So there are five nodes and you can see that there is a request ID 1, 2, 3. So it should fall somewhere around here, or rather, it should fall somewhere around here. Therefore, request IDs may not always be numeric. It could be a U ID or it could be a person's name or something like that. So what we do is, instead of thinking about IDs in NoSQL databases, often things are considered keys. So take a look at the sharding video to better understand how these keys are assigned, but basically we just take the hash of 1, 2, 3. So it's passed through a hash function.

This could be a string, it could be anything you want and we'll get a value. So, I will take it as 2 5 6. So, this hash is used to assign this request to a particular node in this cluster. So 2 5 6 falls between 200 and 300, so it falls here, right? Or rather I should take it as wherever it falls. I'm going to take the next node clockwise, so I'm going to. Collect four. So if the hash function is good, that is, it is uniformly distributed, what we can assume is that if many requests come in, they will fall with the same probability on any of the nodes.

Therefore, all nodes should have approximately equal distribution of 20% of the node. The advantage of this is that if you get a lot of requests and you know you want to do this, make sure all the nodes are being used at full capacity. So because there is a random distribution, everyone will have the same load and will be able to reach their maximum capacity rather than one node having too much pressure. When can a node have too much pressure when its hash function is not really nice?

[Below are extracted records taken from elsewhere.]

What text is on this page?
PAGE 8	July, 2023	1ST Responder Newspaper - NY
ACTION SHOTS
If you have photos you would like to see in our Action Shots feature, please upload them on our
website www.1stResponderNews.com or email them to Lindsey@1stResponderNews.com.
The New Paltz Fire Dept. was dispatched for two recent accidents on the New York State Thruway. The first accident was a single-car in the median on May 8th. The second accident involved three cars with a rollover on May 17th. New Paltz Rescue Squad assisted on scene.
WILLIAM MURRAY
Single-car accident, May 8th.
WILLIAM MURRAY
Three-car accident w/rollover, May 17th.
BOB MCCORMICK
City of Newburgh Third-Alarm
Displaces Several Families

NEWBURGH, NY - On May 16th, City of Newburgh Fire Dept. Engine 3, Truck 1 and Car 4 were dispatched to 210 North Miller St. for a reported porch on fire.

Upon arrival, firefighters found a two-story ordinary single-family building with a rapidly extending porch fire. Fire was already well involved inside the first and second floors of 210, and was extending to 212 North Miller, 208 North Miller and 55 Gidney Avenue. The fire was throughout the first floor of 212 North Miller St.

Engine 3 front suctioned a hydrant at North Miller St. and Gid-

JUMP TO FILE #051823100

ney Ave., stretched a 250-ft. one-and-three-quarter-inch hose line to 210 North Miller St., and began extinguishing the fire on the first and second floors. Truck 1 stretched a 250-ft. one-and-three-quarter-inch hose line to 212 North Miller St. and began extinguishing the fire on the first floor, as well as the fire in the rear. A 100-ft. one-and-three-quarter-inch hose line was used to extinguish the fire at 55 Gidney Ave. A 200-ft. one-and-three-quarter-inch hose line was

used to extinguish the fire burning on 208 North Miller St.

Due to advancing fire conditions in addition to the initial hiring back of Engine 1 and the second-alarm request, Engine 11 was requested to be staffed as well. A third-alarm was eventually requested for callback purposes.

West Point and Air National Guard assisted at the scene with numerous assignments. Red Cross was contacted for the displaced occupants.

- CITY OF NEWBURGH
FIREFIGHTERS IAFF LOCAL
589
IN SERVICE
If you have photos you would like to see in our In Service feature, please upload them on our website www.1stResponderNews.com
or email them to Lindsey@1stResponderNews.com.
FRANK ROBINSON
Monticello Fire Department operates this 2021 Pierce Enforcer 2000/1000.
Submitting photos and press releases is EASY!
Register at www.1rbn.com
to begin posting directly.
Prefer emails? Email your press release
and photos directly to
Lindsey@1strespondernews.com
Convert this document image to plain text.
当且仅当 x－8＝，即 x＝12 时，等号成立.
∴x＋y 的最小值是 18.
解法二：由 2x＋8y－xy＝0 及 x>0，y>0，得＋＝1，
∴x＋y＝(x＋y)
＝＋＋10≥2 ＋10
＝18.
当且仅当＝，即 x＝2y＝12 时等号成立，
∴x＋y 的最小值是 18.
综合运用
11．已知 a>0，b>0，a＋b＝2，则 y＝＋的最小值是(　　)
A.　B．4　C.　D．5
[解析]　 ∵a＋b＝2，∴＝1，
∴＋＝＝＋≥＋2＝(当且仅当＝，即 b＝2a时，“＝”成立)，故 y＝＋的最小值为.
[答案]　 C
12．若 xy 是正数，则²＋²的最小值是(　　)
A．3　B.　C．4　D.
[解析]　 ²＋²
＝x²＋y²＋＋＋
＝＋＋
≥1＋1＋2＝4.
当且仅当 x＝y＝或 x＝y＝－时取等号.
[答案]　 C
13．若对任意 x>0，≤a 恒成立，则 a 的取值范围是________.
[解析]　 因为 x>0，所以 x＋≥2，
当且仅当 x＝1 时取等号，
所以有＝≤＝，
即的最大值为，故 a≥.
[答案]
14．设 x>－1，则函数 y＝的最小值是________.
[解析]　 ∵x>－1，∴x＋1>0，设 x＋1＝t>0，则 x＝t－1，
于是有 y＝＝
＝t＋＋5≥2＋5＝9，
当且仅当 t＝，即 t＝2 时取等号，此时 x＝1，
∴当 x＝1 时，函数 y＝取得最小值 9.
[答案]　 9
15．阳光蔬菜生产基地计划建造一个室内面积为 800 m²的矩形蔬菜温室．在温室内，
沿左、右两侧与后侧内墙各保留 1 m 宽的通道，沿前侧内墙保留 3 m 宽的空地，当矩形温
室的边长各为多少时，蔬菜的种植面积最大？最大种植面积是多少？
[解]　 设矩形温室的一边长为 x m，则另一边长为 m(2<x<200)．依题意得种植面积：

So let's say your hash function is that any value less than one hundred is equal to zero and any value greater than one hundred is one.

So what will happen is all requests greater than one hundred, which is zero to 500, we said. So about 400 of the requests will fall into hash function one. So let's say it is split into two and the other requests are split into one and the rest of the nodes are not even touched. In this case, what will happen is that by the time you reach the load of two, your entire cluster will be fully loaded, right? Because two are going to collide. So for this you need a good hash function, or if your hash function is bad and you can't change the hash function for some reason, maybe you can't do a hot change of the hash function.hash function.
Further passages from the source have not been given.